Struggling all day with Gutenberg. Someone (not naming them as I don't have permission) sent me code to let me use Redland for my RDF parsing and it looks lovely. Too bad Redland doesn't compile for anyone. Didn't compile for me, either.
I put this aside for a bit and tried parsing result pages.
Tried to use the Web::Scraper module to at least pull results from Web pages, but I'm too stupid to figure out its syntax. Learning a new API, CSS selectors and battling strange "don't know what to do with undef" errors proved too much. Embarrassing.
I thought to use HTML::TableParser for some stuff, but that doesn't seem to let me at the attributes I need.
I thought XPath would be good, but it's not well-formed XML. Someone mentioned to me that there might be an XPath module which might have an option which might let you parse malformed XML. I didn't follow up on that.
I finally switch to my HTML::TokeParser::Simple module for this. It's not a good fit for this problem. No, scratch that. It's a bad fit for this problem, but it worked. Then I turned back to search. For this, I used WWW::Mechanize. Notice anything, um, crap about these damned results?
sub search {
my $self = shift;
my $mech = WWW::Mechanize->new(
agent => 'App::Gutenberg (perl)',
autocheck => 1,
);
$mech->get(App::Gutenberg->search_url);
$mech->submit_form(
form_number => 1,
fields => {
'author' => ($self->author || ''),
'title' => ($self->title || ''),
}
);
my $uri = $mech->uri;
if ( $uri =~/#([[:word:]]+)\z/ ) {
# you have got to
}
else {
# be kidding me
}
}
If that URL matches, you're indexing into a list of <li> elements.
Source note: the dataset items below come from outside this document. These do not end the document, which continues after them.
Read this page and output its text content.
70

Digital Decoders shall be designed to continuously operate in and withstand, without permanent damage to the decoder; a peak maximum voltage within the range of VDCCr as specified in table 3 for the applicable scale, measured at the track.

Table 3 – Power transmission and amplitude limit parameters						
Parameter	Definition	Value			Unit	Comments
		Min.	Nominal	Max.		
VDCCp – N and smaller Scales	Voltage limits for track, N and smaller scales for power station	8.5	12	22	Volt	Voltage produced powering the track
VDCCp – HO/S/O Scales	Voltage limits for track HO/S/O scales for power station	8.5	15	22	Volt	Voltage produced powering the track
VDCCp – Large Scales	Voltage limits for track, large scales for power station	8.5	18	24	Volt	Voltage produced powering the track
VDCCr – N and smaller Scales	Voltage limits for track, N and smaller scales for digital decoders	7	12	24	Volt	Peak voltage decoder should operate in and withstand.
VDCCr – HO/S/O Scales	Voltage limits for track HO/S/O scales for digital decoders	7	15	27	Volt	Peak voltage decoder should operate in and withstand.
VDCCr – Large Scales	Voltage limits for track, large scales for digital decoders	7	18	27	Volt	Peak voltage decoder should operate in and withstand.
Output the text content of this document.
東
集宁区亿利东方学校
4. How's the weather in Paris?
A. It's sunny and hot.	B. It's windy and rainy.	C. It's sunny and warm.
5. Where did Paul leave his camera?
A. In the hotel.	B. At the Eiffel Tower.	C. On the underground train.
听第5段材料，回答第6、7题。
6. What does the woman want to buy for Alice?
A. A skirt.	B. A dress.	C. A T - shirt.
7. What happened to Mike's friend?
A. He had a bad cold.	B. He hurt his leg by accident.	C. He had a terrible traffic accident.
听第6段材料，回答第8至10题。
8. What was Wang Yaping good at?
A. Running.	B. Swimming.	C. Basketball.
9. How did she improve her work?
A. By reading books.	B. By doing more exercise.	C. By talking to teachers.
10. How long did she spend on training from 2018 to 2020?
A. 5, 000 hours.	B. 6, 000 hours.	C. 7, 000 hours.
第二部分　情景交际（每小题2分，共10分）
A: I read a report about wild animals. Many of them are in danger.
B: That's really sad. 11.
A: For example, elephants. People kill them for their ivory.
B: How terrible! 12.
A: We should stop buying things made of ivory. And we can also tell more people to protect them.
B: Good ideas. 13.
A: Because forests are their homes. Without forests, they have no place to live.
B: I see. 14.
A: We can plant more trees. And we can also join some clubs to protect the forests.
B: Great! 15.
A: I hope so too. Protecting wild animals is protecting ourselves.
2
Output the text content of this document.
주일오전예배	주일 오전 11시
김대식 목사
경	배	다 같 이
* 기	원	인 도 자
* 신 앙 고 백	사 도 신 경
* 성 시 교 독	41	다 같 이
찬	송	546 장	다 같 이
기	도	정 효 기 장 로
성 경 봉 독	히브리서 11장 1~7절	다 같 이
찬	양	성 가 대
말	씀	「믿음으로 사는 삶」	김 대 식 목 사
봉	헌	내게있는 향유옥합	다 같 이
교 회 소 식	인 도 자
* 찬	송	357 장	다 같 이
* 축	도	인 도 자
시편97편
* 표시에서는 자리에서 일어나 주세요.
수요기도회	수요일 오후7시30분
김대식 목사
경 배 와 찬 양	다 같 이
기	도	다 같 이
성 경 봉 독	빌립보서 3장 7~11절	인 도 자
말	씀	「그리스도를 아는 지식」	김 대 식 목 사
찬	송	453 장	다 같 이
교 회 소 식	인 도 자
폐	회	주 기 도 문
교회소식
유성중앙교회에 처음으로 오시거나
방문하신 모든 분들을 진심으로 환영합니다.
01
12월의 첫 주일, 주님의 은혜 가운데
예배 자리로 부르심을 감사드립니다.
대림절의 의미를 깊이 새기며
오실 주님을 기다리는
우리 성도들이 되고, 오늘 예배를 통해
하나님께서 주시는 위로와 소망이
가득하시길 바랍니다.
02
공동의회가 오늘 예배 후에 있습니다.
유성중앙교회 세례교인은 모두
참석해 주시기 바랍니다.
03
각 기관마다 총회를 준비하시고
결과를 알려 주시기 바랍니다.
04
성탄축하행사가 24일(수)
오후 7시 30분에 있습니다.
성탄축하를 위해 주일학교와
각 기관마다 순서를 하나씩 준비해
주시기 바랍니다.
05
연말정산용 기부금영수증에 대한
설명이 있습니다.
Otherwise, you're parsing a table. Either way, it's a right pain to get the data you want. Oh, and it's subtly different sets of data and the criteria for why it would be one type of result or another is unclear.
This is why I want to see REST for just about anything today. It's simple. It's straightforward. It doesn't make me cry. Now I know why you don't see Perl command line clients for Gutenberg. Everything I'm writing is so damned fragile it will break if you look at it funny. *sniff*
Update: it looks like any search with an author will return a list, but all other searches (only tested the basic form) return tables.